You really can't win either way.
But I'm still not crunchy in every respect. For instance, although I was able to give my daughter a combination of breast milk and formula for the first six weeks of her life, I wasn't able to breastfeed her. This has caused tension with other moms. Once, I was at the park with my kids when a stranger popped over to see my new baby. I was sitting on a bench breastfeeding her, and then I reached into my bag to feed her a bottle.
"Wait, I thought you were breastfeeding her!" the woman said, clearly disappointed.
I began to tell her my personal breastfeeding story: that I had a breast reduction in high school, which led to me not producing enough breast milk and needing to supplement. The woman was shocked. Clearly, she had approached me because she wanted to commend me for breastfeeding, but when she found out I was supplementing with formula, she went on her way.
This judgment goes both ways. My father, for instance, had the hardest time understanding why I wanted a drug-free birth, and why I needed an expensive eco-friendly crib with an organic mattress. My other family members have also started making fun of me for my crunchy tendencies. Recently, while we were out to eat, my sister gave my daughter a non-organic food pouch. "It's not organic, but I promise it won't kill her," she said.
The commenters on my blog are also guilty of judging me. One minute, they'll comment on how great it is that I'm using a midwife; then they'll hop over to a post I did in partnership with a diaper company and bash me for using disposable diapers. You really can't win either way.
As a "scrunchy" mom, I often feel like I'm caught between two tribes, and it's sometimes hard to figure out where I belong.
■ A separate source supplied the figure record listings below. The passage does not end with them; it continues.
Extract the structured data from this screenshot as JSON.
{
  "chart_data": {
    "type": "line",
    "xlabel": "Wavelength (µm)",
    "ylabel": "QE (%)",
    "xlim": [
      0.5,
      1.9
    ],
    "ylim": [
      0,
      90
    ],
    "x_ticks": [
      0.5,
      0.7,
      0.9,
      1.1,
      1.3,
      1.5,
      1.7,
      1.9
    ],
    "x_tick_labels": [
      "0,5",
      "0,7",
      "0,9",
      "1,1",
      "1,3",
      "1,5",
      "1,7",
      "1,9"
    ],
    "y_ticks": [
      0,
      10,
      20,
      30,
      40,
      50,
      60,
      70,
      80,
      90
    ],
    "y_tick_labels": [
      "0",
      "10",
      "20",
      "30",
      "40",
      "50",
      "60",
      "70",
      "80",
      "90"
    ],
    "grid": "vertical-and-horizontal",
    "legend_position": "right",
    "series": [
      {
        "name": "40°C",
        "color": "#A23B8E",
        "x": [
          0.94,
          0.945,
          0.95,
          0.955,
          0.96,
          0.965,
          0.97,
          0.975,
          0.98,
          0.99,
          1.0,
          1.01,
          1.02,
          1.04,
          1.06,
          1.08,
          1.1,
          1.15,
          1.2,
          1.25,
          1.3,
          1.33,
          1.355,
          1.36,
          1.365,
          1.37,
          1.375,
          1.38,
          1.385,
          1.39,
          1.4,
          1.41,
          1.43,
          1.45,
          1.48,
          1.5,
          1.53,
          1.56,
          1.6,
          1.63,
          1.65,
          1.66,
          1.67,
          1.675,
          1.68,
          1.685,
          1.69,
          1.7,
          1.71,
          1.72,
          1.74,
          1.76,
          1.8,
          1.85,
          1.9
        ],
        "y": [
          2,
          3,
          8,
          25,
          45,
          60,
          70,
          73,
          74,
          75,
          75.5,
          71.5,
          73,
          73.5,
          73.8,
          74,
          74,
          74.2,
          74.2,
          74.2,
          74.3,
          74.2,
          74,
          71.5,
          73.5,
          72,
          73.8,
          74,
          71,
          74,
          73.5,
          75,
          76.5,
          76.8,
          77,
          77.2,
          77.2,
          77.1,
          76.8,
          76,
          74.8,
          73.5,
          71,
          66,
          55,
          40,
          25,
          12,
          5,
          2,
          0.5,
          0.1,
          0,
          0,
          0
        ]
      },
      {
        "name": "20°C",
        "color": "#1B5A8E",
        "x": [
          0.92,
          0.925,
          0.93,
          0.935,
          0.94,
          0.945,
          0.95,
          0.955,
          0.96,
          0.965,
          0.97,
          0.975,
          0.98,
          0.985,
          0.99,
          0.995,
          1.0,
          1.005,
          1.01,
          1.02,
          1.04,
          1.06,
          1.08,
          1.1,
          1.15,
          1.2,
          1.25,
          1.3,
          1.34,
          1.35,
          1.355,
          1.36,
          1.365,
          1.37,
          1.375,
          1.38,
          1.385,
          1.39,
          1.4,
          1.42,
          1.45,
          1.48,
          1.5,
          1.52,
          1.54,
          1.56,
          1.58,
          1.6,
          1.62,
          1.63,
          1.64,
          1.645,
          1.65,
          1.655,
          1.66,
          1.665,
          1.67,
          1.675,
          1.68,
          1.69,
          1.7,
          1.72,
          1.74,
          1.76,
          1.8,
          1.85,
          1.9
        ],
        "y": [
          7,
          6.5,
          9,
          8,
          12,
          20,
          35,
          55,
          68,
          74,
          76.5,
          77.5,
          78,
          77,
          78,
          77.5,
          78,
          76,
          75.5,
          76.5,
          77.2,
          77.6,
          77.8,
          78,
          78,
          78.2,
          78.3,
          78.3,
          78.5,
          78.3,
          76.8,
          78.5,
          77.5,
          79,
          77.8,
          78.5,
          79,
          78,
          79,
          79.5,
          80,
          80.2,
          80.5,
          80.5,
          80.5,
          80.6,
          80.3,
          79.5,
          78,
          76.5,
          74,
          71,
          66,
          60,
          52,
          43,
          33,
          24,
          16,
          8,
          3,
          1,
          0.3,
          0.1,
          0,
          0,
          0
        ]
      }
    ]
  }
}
But I understand the instinct to use such labels. I think it stems from moms' desire to make connections with each other. When we meet each other at the playground or at open gym time, we often ask questions to get to know each other: “How was your delivery?” or “Are you breast or bottle feeding?" But I find that when I meet another mom who doesn't identify with my answers to these questions, she often drifts away, and I’m left there wondering if it's because she's judging my choices, or if she simply can't relate to my lifestyle.
In a scary political climate when we all need our mom tribes more than ever, terms like "scrunchy" and "crunchy" and "silky" often turn us against each other.
Of course, when you really think about it, these labels are more than a little bit silly. In a scary political climate when we all need our mom tribes more than ever, terms like "scrunchy" and "crunchy" and "silky" often turn us against each other. Even if these terms are meant to be used in jest, they can sometimes make us feel like we constantly need to be defining ourselves. If we're going to be open about using these terms, we need to be more conscious about the impact they have on moms, and work towards using them a bit less earnestly.
To me, motherhood isn't about doing what's easiest. It's about doing what's best for my family, which might be different than what's best for your family. And that's totally OK. It's also totally OK to have beliefs that fall between two different styles of parenting. I make decisions based on what works for our lifestyle, not what does or doesn't align with a specific set of beliefs.
Sometimes, I do feel like I'm being rejected by both "silky" and "crunchy" moms, because I'm not "all in" on one side. But being a mom doesn't work that way. We all roll with the punches and are forced to make split-second decisions about our kids' lives. At the end of the day, I’m just a mom trying to raise her kids right, just like every other mom in the world. And until moms are more willing to acknowledge that, I’ll just be over here, somewhere in the middle.